Bijay Laxmi joined a Choose Your Future class after the teacher came to her home to explain the programme. She has already been promised to her husband’s family, and won’t go back to school. But her parents were persuaded to let a younger daughter stay in school. Prem Laxmi is now a high school student.

“Early marriage is our custom, and we didn’t know it was wrong before the teacher explained things to us,” says Malati Sebak, the girls’ mother. “But we won’t get Prem Laxmi married before she is 20.”

Girls in Choose Your Future take its message of empowerment seriously. Some have started to take matters into their own hands.

Fifteen-year-old Bijay has been married since she was 11. Photo: William A. Ryan/UNFPA

Empowered girls can thwart marriage plans

Fifteen-year-old Usha was chosen by her peers to lead her Choose Your Future class, where the girls learned that child marriage is illegal and can lead to childbirth complications. Then she learned her parents were planning to have her married.

“I was thinking, ‘I am the class leader. If I can’t prevent my own marriage, who will speak up for my classmates?’ So I confronted my mother with the help of my friends,” Usha recalls.

When Usha and her peers threatened to inform the authorities if the marriage went ahead, her parents relented and called it off.

Usha knows it pays to let girls stay in school instead of getting married. She doesn’t hesitate when asked what she’d like to become. “After I finish school, I could be a teacher or a doctor, or at least a shopkeeper,” she answers proudly.

After Usha took her stand, other girls in her group also resisted marriage plans. This created a dilemma for their parents since the dowry a bride’s family must pay increases as she gets older.

Poverty remains an underlying cause

Sabrunisha Gaddi, who has seven children and is pregnant, complained about not being able to marry off her daughter Kabrunisha, 14.

“Yes, child marriage is a problem,” she says, “but look at it from the parents’ side: we are so poor. It will be harder to marry our daughter when she is older, and we have younger ones at home.”

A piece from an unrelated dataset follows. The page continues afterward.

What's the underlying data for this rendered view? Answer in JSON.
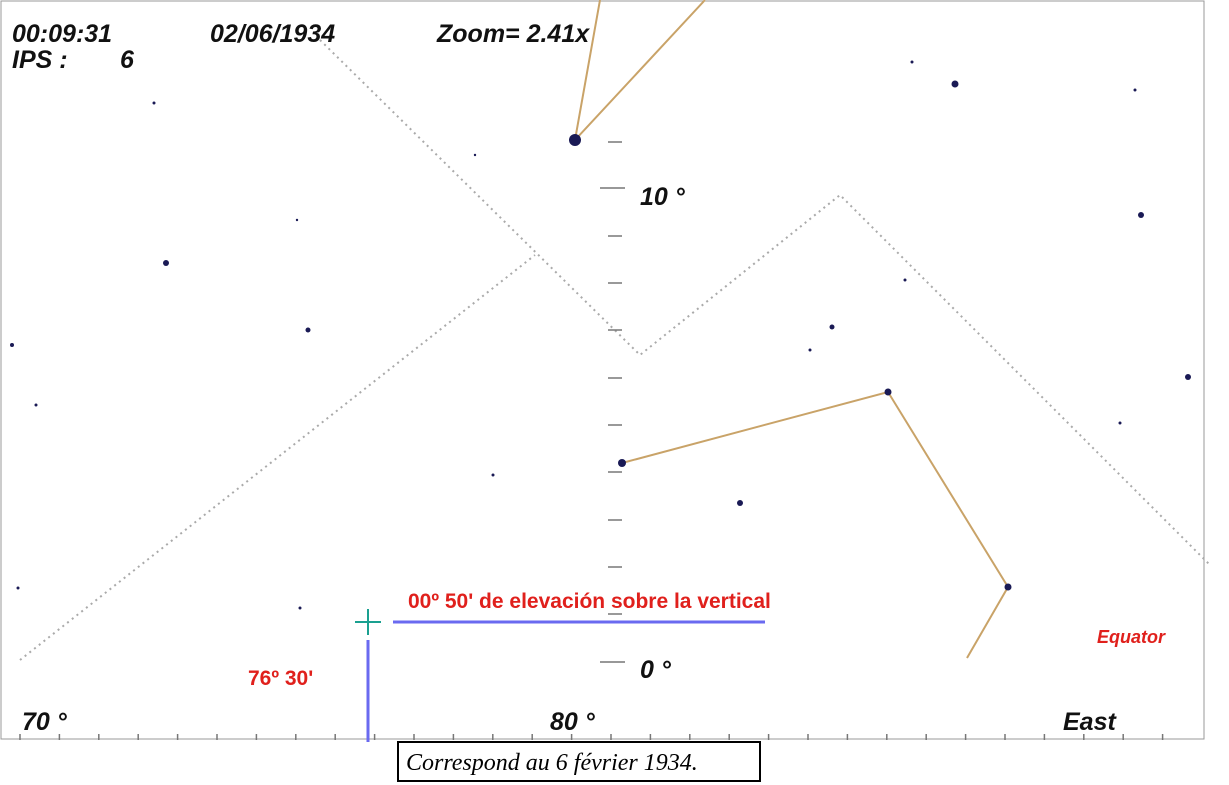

Winning over the mothers is crucial, says Sita Ghimire of Save the Children Nepal: “At first the mothers say, ‘I have been through child marriage and I am still surviving, so why not my daughter?’ Then we ask them, ‘How many children did you deliver; what were the problems you faced; didn’t you want to stay with your parents when you were married at age 9?’ Then they realize and say, ‘Oh yes. I will not do that to my daughter.’”

Community awareness campaigns to stop child marriage in Nepal have taken a variety of forms including radio spots and street theatre by children’s clubs. Now there is a push to step up prevention efforts, including advocacy work with men and boys.

The National Planning Commission and government ministries are working with UN agencies and civil society organizations to develop a plan of action on adolescent development that will address child marriage.

The aim is to strengthen commitments to end child marriage, so that, one day soon, girls like Bijay Laxmi, Shanti and Usha will really be able to choose their futures.